Kenley Collins, the pussy thrower of Williamsburg, has moved out of the Brooklyn apartment she shared with her fiance (now ex) Zac Penley after she was arrested for attacking him with a pussy and fruit. Kenley told The New York Post yesterday that she broke up with Zac, because she wants to stay in New York and he wants to travel. The loon forgot to mention that he wants to travel far, far, far away, change his name, get a sex change and pray that Kenley never finds him again.
The almost Mrs. Kenley Penley went on to say that she’s going to let Zac keep the cat she threw at him! The cat that belongs to him! Not only is she crazier than a full season of Intervention, but she’s also so fucking generous. Oh, Kenley, stick your head in a toilet and keep flushing until all the crazy pours out of your ear holes.

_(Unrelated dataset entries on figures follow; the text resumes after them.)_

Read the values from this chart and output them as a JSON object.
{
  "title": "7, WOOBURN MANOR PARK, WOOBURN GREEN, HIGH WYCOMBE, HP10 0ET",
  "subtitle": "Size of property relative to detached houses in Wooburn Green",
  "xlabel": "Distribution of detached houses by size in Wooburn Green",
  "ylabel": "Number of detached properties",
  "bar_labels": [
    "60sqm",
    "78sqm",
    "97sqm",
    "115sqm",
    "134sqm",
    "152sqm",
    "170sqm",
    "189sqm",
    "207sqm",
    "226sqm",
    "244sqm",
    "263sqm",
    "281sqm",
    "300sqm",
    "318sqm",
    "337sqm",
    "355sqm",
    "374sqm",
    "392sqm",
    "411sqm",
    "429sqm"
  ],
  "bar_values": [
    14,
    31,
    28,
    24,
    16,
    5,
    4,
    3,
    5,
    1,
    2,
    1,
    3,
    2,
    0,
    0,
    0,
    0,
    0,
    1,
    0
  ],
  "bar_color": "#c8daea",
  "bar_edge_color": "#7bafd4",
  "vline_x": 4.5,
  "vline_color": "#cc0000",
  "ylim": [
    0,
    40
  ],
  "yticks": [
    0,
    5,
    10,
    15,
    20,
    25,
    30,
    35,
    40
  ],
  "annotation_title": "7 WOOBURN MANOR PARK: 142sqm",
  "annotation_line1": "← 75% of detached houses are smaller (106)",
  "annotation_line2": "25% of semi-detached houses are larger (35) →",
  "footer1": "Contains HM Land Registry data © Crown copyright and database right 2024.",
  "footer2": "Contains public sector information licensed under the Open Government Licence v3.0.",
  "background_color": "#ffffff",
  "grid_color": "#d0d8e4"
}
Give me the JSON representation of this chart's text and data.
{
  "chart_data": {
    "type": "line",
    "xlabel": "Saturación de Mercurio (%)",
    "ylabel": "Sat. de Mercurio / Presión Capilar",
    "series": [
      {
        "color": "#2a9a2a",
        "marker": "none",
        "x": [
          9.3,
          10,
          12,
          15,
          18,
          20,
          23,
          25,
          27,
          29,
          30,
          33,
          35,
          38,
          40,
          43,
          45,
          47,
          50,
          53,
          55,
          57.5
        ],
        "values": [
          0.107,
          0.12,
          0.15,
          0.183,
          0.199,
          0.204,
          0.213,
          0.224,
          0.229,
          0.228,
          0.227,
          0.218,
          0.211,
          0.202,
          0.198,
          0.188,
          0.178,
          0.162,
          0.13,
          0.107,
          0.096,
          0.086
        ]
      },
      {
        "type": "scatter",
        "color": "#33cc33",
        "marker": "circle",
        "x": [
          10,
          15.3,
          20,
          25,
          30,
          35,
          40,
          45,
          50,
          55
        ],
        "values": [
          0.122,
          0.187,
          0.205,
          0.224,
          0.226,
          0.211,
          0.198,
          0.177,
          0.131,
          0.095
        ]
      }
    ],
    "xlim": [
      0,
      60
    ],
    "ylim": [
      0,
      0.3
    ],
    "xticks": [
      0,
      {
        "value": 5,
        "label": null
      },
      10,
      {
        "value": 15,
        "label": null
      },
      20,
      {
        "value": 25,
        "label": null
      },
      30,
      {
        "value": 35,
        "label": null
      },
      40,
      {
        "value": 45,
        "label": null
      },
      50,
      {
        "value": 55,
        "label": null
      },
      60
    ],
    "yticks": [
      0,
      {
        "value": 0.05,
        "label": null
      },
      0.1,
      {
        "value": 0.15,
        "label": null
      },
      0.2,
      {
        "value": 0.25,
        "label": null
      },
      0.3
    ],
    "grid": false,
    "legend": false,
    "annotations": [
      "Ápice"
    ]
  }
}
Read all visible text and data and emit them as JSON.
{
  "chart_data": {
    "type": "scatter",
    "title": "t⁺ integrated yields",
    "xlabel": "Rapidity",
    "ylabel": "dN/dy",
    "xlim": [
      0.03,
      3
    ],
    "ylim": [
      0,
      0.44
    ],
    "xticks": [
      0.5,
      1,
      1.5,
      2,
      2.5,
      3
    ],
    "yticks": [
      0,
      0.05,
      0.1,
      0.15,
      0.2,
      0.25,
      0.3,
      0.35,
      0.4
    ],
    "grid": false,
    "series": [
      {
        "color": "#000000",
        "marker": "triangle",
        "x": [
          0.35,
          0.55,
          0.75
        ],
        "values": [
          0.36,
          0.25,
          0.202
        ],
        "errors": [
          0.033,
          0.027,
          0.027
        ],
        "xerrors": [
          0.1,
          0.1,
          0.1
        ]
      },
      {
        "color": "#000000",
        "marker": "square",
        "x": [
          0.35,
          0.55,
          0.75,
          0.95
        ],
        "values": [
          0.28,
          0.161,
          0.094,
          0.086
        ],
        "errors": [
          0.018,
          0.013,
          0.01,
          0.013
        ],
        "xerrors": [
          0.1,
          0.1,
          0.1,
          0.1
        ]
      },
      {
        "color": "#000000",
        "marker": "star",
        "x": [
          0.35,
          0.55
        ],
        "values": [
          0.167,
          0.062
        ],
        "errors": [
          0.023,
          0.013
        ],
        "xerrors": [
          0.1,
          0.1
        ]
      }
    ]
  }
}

Kenley added, “The girl cat Sandra is mine and the boy cat Arlo (above) is his.” Arlo might have been thrown across the room, but it sounds like he got off easy, because he doesn’t have to live with Kenley. Sandra is fucked. Sandra better learn how to use a phone, so she can call in anonymous tips to the fucking ASPCA. I mean, having to listen to Kenley’s screechy voice that can kill a morning has to be some sort of pussy abuse.
Kenley was charged with being a fucking psycho, throwing a pussy and abusing produce. Kenley could get 7 years in the clink if convicted.